2.4 Pola Pembinaan UKMK dalam Rangka Otonomi Daerah
Sejalan dengan kebijakan Otonomi Daerah yang memberikan kewenangan kepada Daerah untuk mengatur dan mengurus kepentingan masyarakatnya maka pembinaan Koperasi dan Usaha Kecil Menengah harus melibatkan seluruh komponen di Daerah.
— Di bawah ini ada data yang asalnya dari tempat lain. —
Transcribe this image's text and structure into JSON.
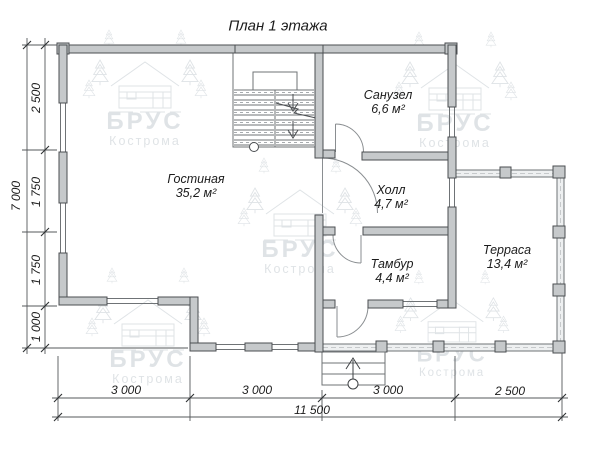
{
  "title": "План 1 этажа",
  "rooms": [
    {
      "name": "Гостиная",
      "area": "35,2 м²"
    },
    {
      "name": "Санузел",
      "area": "6,6 м²"
    },
    {
      "name": "Холл",
      "area": "4,7 м²"
    },
    {
      "name": "Тамбур",
      "area": "4,4 м²"
    },
    {
      "name": "Терраса",
      "area": "13,4 м²"
    }
  ],
  "dimensions": {
    "left": {
      "segments": [
        "2 500",
        "1 750",
        "1 750",
        "1 000"
      ],
      "total": "7 000"
    },
    "bottom": {
      "segments": [
        "3 000",
        "3 000",
        "3 000",
        "2 500"
      ],
      "total": "11 500"
    }
  },
  "watermark": {
    "brand": "БРУС",
    "city": "Кострома"
  },
  "colors": {
    "wall_fill": "#c6c9cb",
    "wall_outline": "#4b4e51",
    "thin_line": "#6f7376",
    "watermark": "#c0c8ce",
    "text": "#1c1c1c"
  }
}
Peran Pemerintah Daerah sebagai pelaksana kewenangan penyelenggaraan pemerintahan Daerah Otonom akan sangat menentukan bagi pembinaan UKMK.
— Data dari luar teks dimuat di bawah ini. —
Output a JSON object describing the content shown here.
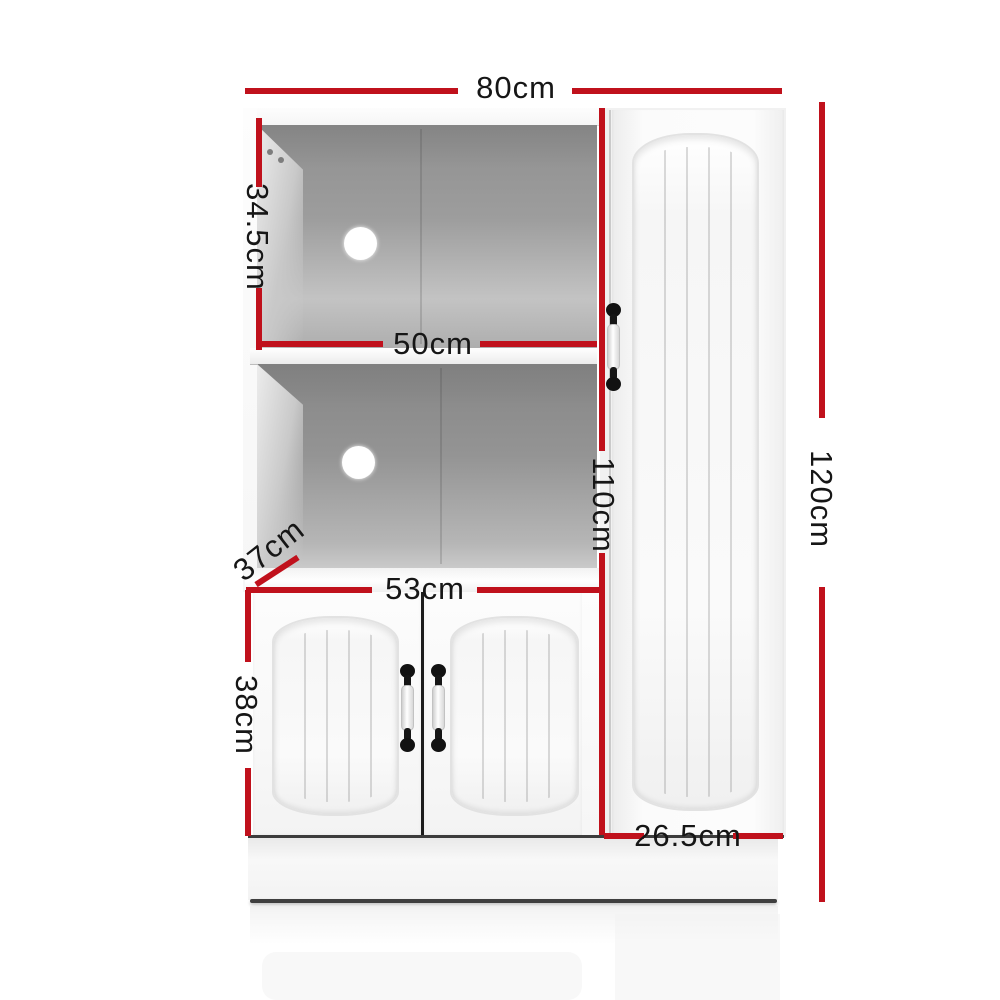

Dalam rangka pelaksanaan Otonomi Daerah maka pembinaan terhadap Koperasi dan Usaha Kecil Menengah perlu dirumuskan dalam suatu pola pembinaan yang dapat memberdayakan dan mendorong peningkatan kapasitas Koperasi dan Usaha Kecil Menengah tersebut.Pola pembinaan tersebut harus memperhatikan kondisi perkembangan lingkungan strategis yang meliputi perkembangan global, regional dan nasional.Disamping itu juga pola pembinaan tersebut hendaknya belajar kepada pengalaman pembinaan terhadap usaha kecil, menengah dan koperasi yang telah dilaksanakan selama ini.
Pola pembinaan terhadap koperasi dan usaha kecil menengah yang ditawarkan untuk meningkatkan kapasitas dan daya saingnya dalam rangka Otonomi Daerah antara lain adalah :
a.      Pelaksana program-program pokok pengembangan UKMK yang telah diatur di dalam Program Pembangunan Nasional (PROPENAS) 2000-2004 yang meliputi; Program Penciptaan Iklim Usaha yang Kondusif, Program Peningkatan Akses kepada Sumber Daya Produktif, dan Program Pengembangan Kewirausahaan dan PKMK Berkeunggulan Kompetitif secara terpadu dan berkelanjutan.
b.      Pelaksanaan program-program pengembangan UKMK yang disusun dengan memperhatikan dan disesuaikan kondisi masing-masing Daerah, tuntutan, aspirasi dan kepentingan masyarakat, serta kemampuan Daerah.
c.       Keterpaduan antara Pemerintah Pusat dan Daerah, masyarakat, lembaga keuangan, lembaga akademik dan sebagainya dalam melakukan pembinaan dan pengembangan koperasi dan usaha kecil  menengah.
d.      Pemberdayaan SDM aparatur Pemerintah Daerah agar mampu melaksanakan proses pembinaan dan pengembangan terhadap koperasi dan usaha kecil  menengah.
e.      Pengembangan pewilayahan produk unggulan sesuai potensi dan kemampuan yang dimiliki dalam suatu wilayah bagi usaha kecil, menengah dan koperasi dalama rangka meningkatkan daya saing.
f.        Mensinergikan semua potensi yang ada di Daerah untuk meningkatkan pengembangan usaha kecil, menengah dan koperasi sehingga mampu memberikan kontribusi bagi pengembangan implentasi kebijakan Otonomi Daerah.
g.      Sosialisasi tentang kebijakan perekonomian nasional dalam rangka memasuki era pasar bebas AFTA (ASEAN Free Trae Area), APEC ( Asia Pacific Cooperation) dan WTO (World Trade Organization) kepada seluruh kelompok usaha kecil, menengah dan koperasi.
Berharap melalui pola pembinaan yang dikembangkan tersebut didapat outcomes yang bersinergi antara kebijakan pembinaan usaha kecil, menengah dan koperasi dengan kebijakan Otonomi Daerah.Sehingga antara kebijakan Otonomi Daerah dengan pembinaan usaha kecil, menengah dan koperasi terdapat simbiosis mutualisme. Implementasi kebijakan Otonomi Daerah akan menentukan bagi keberhasilan pembinaan usaha kecil, menengah dan koperasi serta sebaliknya pelaksanaan pembinaan UKMK akan mendorong keberhasilan pelaksanaan Otonomi Daerah, dalam rangka mewujudkan kesejahteraan masyarakat.